In many families money is a taboo topic. But you can help your children and grandchildren learn financial lessons that will last a lifetime by looking for teachable moments in your daily life that naturally bring up the topic of money. Here are some examples of teachable moments to help you get started:
 

When depositing your paycheck or verifying direct deposit via online statement, talk to your kids about:

  • How your paycheck is deposited into your checking or savings account. If you use direct deposit, explain how this electronic method is convenient and secure.
  • Budgeting some of your paycheck to pay for things like the housing, food and clothing.
  • Saving a portion of each paycheck for emergencies and to build a nest egg for future expenses like college tuition and retirement.
     

When grocery shopping, talk to your kids about:

  • The difference between a need and a want — milk is a need, candy is a want.
  • Using coupons, buying in bulk, and other ways that you save money on groceries, etc.
     

When using your credit card, talk to your kids about:

  • Paying for these purchases each month when the credit card statement comes in the mail.
  • How using a credit card is like taking out a small loan for each purchase.
     

When giving children an allowance, talk to your kids about:

  • Setting up a budget.
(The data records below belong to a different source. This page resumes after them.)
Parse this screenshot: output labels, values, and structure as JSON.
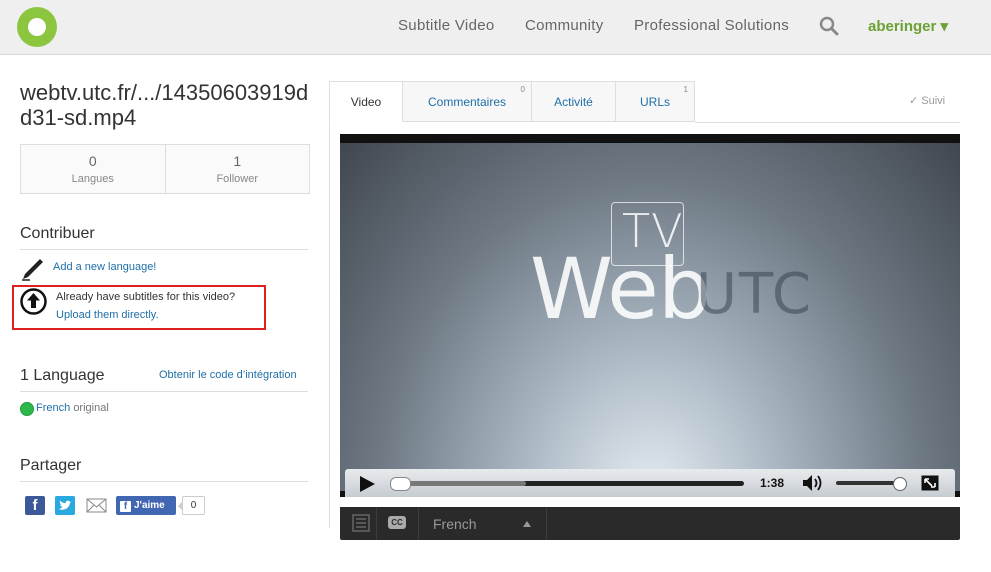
{
  "header": {
    "nav": [
      "Subtitle Video",
      "Community",
      "Professional Solutions"
    ],
    "user": "aberinger ▾"
  },
  "video": {
    "title": "webtv.utc.fr/.../14350603919dd31-sd.mp4",
    "stats": [
      {
        "value": "0",
        "label": "Langues"
      },
      {
        "value": "1",
        "label": "Follower"
      }
    ]
  },
  "contribute": {
    "heading": "Contribuer",
    "add_language": "Add a new language!",
    "upload_question": "Already have subtitles for this video?",
    "upload_link": "Upload them directly."
  },
  "languages": {
    "heading": "1 Language",
    "embed_link": "Obtenir le code d’intégration",
    "items": [
      {
        "name": "French",
        "note": "original",
        "status_color": "#2db84c"
      }
    ]
  },
  "share": {
    "heading": "Partager",
    "like_label": "J'aime",
    "like_count": "0"
  },
  "tabs": [
    {
      "label": "Video",
      "badge": ""
    },
    {
      "label": "Commentaires",
      "badge": "0"
    },
    {
      "label": "Activité",
      "badge": ""
    },
    {
      "label": "URLs",
      "badge": "1"
    }
  ],
  "follow": "✓ Suivi",
  "player": {
    "logo_tv": "TV",
    "logo_web": "Web",
    "logo_utc": "UTC",
    "time": "1:38",
    "progress_fraction": 0.38,
    "volume_fraction": 0.9,
    "subtitle_language": "French"
  },
  "colors": {
    "brand": "#8cc63f",
    "user": "#6ca233",
    "link": "#1f6fa8",
    "highlight_box": "#e02020"
  }
}
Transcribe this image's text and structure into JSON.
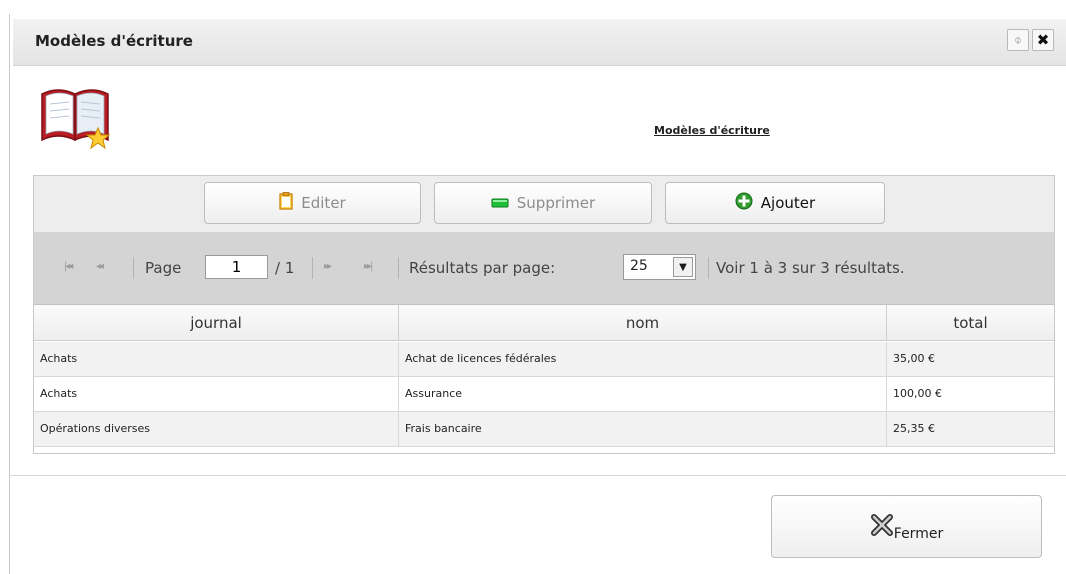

For example, decide how much to save, spend or share with others in need or a cause that you care about.
  • Setting a financial goal, such as buying a new bike, and figuring out how to achieve it.
     

When you pay bills each month, talk to your kids about:

  • How a check or online payment is taking money out of your account at the bank to pay the bill.
  • Keeping track of the checks you’ve written and the online payments you’ve set up in the check register so that you don’t spend more than you have in your account.
     

When using an ATM or paying for a purchase with your debit card, talk to your kids about:

  • How the money is coming from your account at the bank.
  • Recording withdrawals and debit card purchases in your check register so that you don’t overdraw your account.